70 años de La Codorniz


En un Madrid gris marengo circa 1941, de hambre y olor a repollo en el tragaluz de la escalera, de estraperlo y libros prohibidos que se leían en la trastienda de los cafés; en una España de tedio plateresco y tópico mediopensionista, un puñado de seráficos estaban a punto de arrancarle a muñonazos la sonrisa a la ametralladora de la vida. Era domingo, y el calor derretía las meninges. El 8 de junio de 1941, con un simple ave gallinácea de papel, humor puntiagudo, ironía en espolón, pico de oro, dichosos serafines pusieron en jaque a la mesnada bienpensante. Mihura, Tono, Herreros, Neville, De Laiglesia, Jardiel, Fernández Flórez, Perdiguero, Halcón, Borrás, Aznar, Miquelarena, Marqueríe, Ros, Calvo Sotelo, López Rubio, Delgado, De Vega, Serny, Picó, Lázaro, primera alineación galáctica, y luego Mingote y muchísimos otros... (hasta su último vuelo, en 1978)... bienhechores y filántropos de nuestra salud mental lucharon contra la cursilería, se burlaron del encorsetamiento que se imponía a la infancia, enseñaron lo que de inútil y vulgar hay en los sentimentalismos al uso.
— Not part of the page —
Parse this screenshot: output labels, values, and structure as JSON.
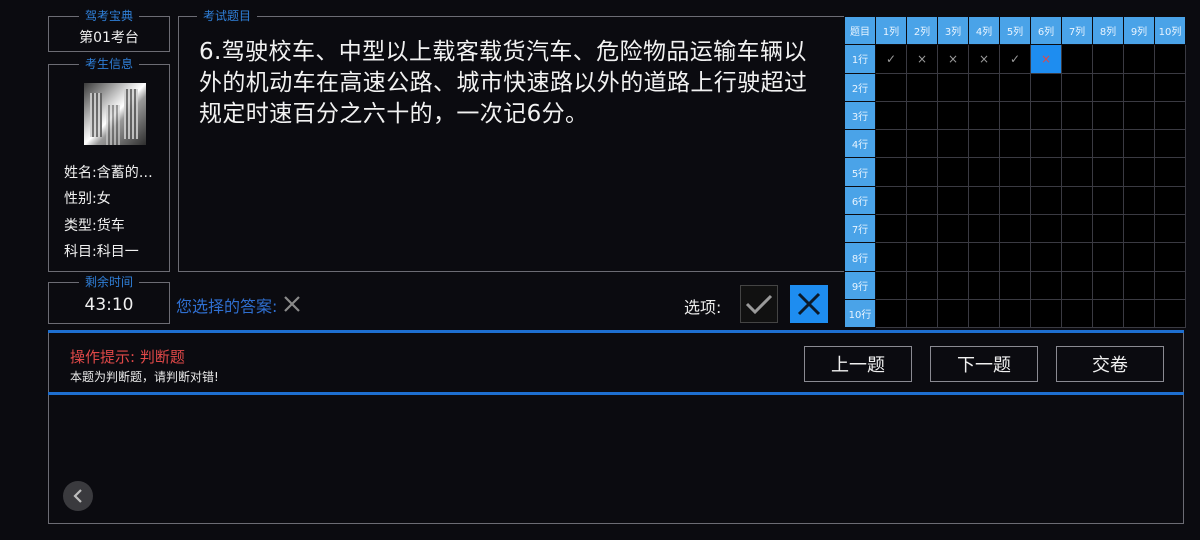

En la portada príncipe (se vendieron 35.000 ejemplares a 50 céntimos), Antonio de Lara Tonodibuja un pretendido ser humano encarnado en un trapecio isósceles con sombrero, una señora muy hinchada, unos círculos con ojos, que eran supuestos niños, y dos pequeñas codornices en el suelo. Al fondo, la foto real de un camión. Y un pie «intolerable» para el «respetable público», o sea, aquellos señores para quienes lo intolerable era lo que ellos no toleraban. La señora oronda le espeta al señor:
«—Caramba, don Jerónimo, está usted muy cambiado.
—Es que yo no soy don Jerónimo.
—Pues más a mi favor.»

Tópicos patrióticos, religiosos, literarios, históricos, lo que Wenceslao Fernández Flórez, desde su bosque animado, llamó las infinitas garambainas que se ponen en octavas reales, fueron picoteados a discreción. Como recuerda Don Mingote de la Mancha, si los censores hubieran sido tipos inteligentes y no fanáticos del dogmatismo y la decencia, le habrían puesto un férreo cepo a aquella inocente y bienquerida ave literaria, una Cordorniz, bendita sea, que caricaturizaba lo que el preboste de turno consideraba respetable e intangible. Los herrumbrosos censores se perdían en tapar escotes y alargar faldas sin pensar en la labor de prodigiosa derrumbe de esta genial generación de dinamiteros coñones.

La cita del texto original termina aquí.